Hodara met Russell in the spring of 2013 in an attempt to lure him and the team to Akin Gump but the talks never progressed.
In some regards that was surprising as all was not well at Bingham. The firm had since 1994 been dramatically repositioned from struggling Boston institution Bingham, Dana & Gould under the energetic leadership of Jay Zimmerman, with the firm pursuing a string of acquisitions of smaller practices with succession issues or financial problems. Zimmerman also championed national and international expansion and was a big supporter of its London practice, as well as Roome himself.
Bingham became the subject of a celebratory Harvard Law School case study in 2011, ‘Combinatorial Mathematics’ as the firm’s counter-cyclical strengths saw it at the height of its powers. But its strategy for assimilating firms proved less successful at managing its two most ambitious deals: its 2002 union with 340-lawyer California practice McCutchen, Doyle, Brown & Enersen and the 2009 acquisition of Washington DC tax and structured finance specialist McKee Nelson. That latter deal in particular was problematic as Bingham had agreed a string of guarantees to McKee Nelson rainmakers to secure the merger, with a small group of high billers earning between $4m and $5m annually.
Neither had Bingham trimmed its expenses during 2009 and 2010 like many peers, as its practice powered through the initial period of the downturn.
When the crisis-related insolvency and disputes work began to fade during 2012, the level of guarantees proved a substantial strain and its cost-base was too high. As with the implosion of Dewey & LeBoeuf in 2012 the deployment of guarantees proved culturally toxic in creating an us-and-them dynamic. A $22.5m investment made in a back-office outsourcing centre in Kentucky also strained the firm’s finances and came too late to provide much help. The situation was further aggravated by the loss in 2013 of an 11-partner securities and regulatory team for Sidley Austin – depriving the firm of a productive team in one of the hottest lines of business.

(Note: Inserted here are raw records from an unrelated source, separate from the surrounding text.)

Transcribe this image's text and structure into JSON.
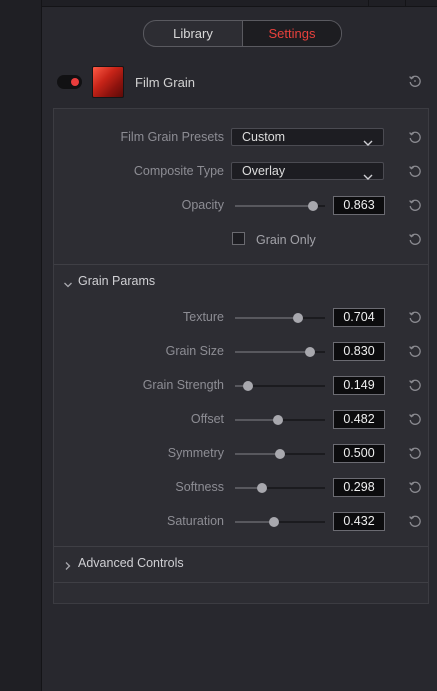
{
  "tabs": [
    {
      "label": "Library"
    },
    {
      "label": "Settings"
    }
  ],
  "active_tab": "Settings",
  "effect": {
    "name": "Film Grain",
    "enabled": true
  },
  "fields": {
    "presets": {
      "label": "Film Grain Presets",
      "value": "Custom"
    },
    "composite": {
      "label": "Composite Type",
      "value": "Overlay"
    },
    "opacity": {
      "label": "Opacity",
      "value": "0.863"
    },
    "grain_only": {
      "label": "Grain Only",
      "checked": false
    }
  },
  "grain_params": {
    "title": "Grain Params",
    "expanded": true,
    "items": [
      {
        "label": "Texture",
        "value": "0.704"
      },
      {
        "label": "Grain Size",
        "value": "0.830"
      },
      {
        "label": "Grain Strength",
        "value": "0.149"
      },
      {
        "label": "Offset",
        "value": "0.482"
      },
      {
        "label": "Symmetry",
        "value": "0.500"
      },
      {
        "label": "Softness",
        "value": "0.298"
      },
      {
        "label": "Saturation",
        "value": "0.432"
      }
    ]
  },
  "advanced": {
    "title": "Advanced Controls",
    "expanded": false
  },
  "colors": {
    "accent": "#e8413c",
    "toggle_on": "#ea3d3d"
  }
}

When partners were told in January 2014 that Bingham had experienced a torrid financial year, revenues plunging by $110m to $762m, the situation was rapidly becoming untenable. The appointment of Steven Browne in October 2013 as managing partner further alienated Bingham’s London office, which believed Browne and his right-hand man Daniel Papermaster would not support the practice. Roome raised these concerns on a number of occasions and, alongside Russell and Terry, took Browne’s decision not to visit the City office as confirmation of their fears that the firm was becoming more US-focused. (Browne went on to successfully move over 200 partners to Morgan, Lewis & Bockius and the new leader made it immediately clear he was looking for a US-led rescue deal having also pursued talks with Winston & Strawn, Greenberg Traurig and Dechert. Bingham had been put up for sale.)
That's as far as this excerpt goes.